The Alberta scientists are not the only ones working on how to make more CBM from deep coal seams from studying methanogenesis but they do say that they are the only ones currently working with nanotechnology and Prof Mitra said that the team expects to publish some “interesting research.”

Across the border from Alberta, in the US state of Wyoming, CBM methane farming techniques has got state regulators looking at proposed rules in response to suggestions from the US Environmental Protection Agency (EPA). Like almost any other process to harvest and use fossil fuels, there are concerns and more may emerge as new technology is deployed.

Methane farming, as it is known, is a technique where coal consuming microbes are introduced to old CBM wells so that a slow, steady rate of production can be achieved. The EPA has been tracking this activity to ensure that groundwater will not be contaminated and recently contacted the Wyoming Oil and Gas Conservation Commission (WOGCC) saying that the commission should adopt a uniform standard across the state. The WOGCC said that it had already been looking at methane farming in the Powder River Basin to ensure that practices met with EPA Class V standard that dictates that water from aquifers must remain safe to drink. In the meantime, following the latest contact from the EPA the WOGCC has said that after talking to the EPA that it would be looking at how to adopt the new proposals, “We decided that we needed to have more time,” Wyoming Oil and Gas Supervisor, Tom Doll told the Billings Gazette. The next meeting of WOGCC is on 20 September 2011.

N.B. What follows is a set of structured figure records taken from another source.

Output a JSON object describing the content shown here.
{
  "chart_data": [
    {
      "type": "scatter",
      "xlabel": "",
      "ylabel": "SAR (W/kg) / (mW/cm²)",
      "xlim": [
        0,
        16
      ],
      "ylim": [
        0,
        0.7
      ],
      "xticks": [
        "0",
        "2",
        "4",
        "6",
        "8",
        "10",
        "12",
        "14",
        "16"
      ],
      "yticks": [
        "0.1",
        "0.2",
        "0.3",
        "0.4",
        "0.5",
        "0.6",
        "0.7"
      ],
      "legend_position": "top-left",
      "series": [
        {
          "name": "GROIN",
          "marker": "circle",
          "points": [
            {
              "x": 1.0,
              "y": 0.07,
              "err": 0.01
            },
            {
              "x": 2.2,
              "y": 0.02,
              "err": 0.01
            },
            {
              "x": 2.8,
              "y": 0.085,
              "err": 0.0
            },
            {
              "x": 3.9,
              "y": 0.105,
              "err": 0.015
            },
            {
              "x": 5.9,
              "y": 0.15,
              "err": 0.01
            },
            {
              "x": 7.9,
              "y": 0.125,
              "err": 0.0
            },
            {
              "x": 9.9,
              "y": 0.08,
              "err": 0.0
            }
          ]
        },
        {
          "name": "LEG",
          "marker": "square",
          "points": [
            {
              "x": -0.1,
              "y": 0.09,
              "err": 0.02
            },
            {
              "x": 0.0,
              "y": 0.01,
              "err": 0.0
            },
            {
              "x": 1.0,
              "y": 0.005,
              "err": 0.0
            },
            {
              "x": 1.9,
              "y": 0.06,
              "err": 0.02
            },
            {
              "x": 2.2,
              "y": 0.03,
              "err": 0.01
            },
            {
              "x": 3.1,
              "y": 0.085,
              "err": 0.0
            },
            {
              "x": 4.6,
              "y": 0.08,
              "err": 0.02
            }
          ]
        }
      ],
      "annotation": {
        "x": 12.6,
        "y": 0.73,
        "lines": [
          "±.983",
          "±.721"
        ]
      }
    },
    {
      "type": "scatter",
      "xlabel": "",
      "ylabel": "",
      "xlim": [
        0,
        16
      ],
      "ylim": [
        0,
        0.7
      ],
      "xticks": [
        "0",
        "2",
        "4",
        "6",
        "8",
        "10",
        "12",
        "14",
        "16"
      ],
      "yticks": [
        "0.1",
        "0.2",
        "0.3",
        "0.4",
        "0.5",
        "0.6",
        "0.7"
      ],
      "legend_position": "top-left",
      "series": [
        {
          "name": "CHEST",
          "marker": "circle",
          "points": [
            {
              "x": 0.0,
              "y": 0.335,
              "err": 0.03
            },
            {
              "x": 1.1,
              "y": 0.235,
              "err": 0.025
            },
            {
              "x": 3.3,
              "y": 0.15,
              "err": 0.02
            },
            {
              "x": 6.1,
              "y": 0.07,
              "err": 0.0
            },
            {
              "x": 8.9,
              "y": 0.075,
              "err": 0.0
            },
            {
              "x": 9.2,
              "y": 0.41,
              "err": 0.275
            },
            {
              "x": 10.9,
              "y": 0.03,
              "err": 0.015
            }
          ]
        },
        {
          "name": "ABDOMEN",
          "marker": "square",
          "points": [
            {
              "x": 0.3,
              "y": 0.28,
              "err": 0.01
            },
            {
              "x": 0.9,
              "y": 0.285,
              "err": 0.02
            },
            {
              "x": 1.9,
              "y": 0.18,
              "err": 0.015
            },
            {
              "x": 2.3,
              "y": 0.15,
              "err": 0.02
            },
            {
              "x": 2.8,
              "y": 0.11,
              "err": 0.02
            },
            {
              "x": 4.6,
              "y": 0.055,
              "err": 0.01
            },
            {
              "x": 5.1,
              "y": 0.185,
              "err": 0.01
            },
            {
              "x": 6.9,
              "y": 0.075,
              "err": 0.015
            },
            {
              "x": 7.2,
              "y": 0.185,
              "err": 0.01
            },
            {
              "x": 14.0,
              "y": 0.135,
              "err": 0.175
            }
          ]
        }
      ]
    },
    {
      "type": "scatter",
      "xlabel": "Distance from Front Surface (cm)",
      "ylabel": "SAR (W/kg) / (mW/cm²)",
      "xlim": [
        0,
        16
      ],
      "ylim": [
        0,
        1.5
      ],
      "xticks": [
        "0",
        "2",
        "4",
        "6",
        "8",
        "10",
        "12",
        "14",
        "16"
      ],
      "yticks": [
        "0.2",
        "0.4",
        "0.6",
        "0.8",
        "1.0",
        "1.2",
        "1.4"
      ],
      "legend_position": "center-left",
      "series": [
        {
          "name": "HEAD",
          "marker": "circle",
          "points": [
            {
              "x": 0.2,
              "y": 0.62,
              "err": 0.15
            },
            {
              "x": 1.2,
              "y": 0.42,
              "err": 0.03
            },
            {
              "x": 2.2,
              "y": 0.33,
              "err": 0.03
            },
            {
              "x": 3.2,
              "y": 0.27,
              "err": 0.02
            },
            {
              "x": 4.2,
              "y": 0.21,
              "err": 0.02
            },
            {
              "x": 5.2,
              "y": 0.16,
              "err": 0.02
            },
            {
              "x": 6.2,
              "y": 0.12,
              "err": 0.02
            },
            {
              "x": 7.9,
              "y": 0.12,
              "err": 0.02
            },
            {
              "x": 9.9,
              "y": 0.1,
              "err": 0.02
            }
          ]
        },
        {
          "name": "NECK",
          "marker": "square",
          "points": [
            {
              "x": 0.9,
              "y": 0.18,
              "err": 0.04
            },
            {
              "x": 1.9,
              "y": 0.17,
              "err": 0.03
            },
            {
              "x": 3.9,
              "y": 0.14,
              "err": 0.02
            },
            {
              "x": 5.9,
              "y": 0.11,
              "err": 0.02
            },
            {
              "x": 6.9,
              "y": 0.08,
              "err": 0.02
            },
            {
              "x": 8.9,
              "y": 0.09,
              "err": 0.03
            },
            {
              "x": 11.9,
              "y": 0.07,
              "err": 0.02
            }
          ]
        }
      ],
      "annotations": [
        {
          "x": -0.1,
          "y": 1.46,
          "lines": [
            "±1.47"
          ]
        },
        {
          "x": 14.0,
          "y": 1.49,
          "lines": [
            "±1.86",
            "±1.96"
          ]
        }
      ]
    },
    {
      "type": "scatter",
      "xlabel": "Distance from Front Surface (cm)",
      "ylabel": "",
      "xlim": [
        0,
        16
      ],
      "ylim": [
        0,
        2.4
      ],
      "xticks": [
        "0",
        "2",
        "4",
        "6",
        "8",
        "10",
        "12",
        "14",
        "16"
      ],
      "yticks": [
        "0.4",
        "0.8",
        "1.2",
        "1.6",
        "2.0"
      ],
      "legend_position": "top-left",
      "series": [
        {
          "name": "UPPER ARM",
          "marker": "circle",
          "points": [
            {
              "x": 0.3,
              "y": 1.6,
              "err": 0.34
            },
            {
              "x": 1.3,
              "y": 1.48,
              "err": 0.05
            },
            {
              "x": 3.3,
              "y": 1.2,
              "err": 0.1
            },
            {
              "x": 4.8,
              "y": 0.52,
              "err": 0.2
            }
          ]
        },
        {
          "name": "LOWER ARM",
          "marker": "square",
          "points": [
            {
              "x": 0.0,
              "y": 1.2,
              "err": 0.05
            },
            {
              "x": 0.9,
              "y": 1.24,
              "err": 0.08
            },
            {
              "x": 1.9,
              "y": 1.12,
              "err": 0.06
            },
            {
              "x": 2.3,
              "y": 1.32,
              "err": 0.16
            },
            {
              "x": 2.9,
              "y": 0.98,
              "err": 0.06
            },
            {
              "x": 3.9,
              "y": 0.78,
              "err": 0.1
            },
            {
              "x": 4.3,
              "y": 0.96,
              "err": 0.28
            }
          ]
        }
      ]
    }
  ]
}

Taking the time to do the studies and due diligence on CBM extraction makes sense. Aside from water contamination issues associated with CBM concerns have also been raised by coal mining companies and owners of coal resources that minable coal resources might be damaged by methane farming especially if there are scientific knowledge gaps or unexpected turns of events far underground and the process can’t be controlled. CBM is a significant energy option worldwide but like others in the unconventional stable such as shale gas, shale oil, underground coal gasification and coal to liquids, there are real and difficult issues to be considered. However, until renewables are able to take up more of the energy strain, and that day could still be decades away, we have to make the best of what we have without damaging other vital resources, such as water. This means travelling somewhat of a fine line indeed.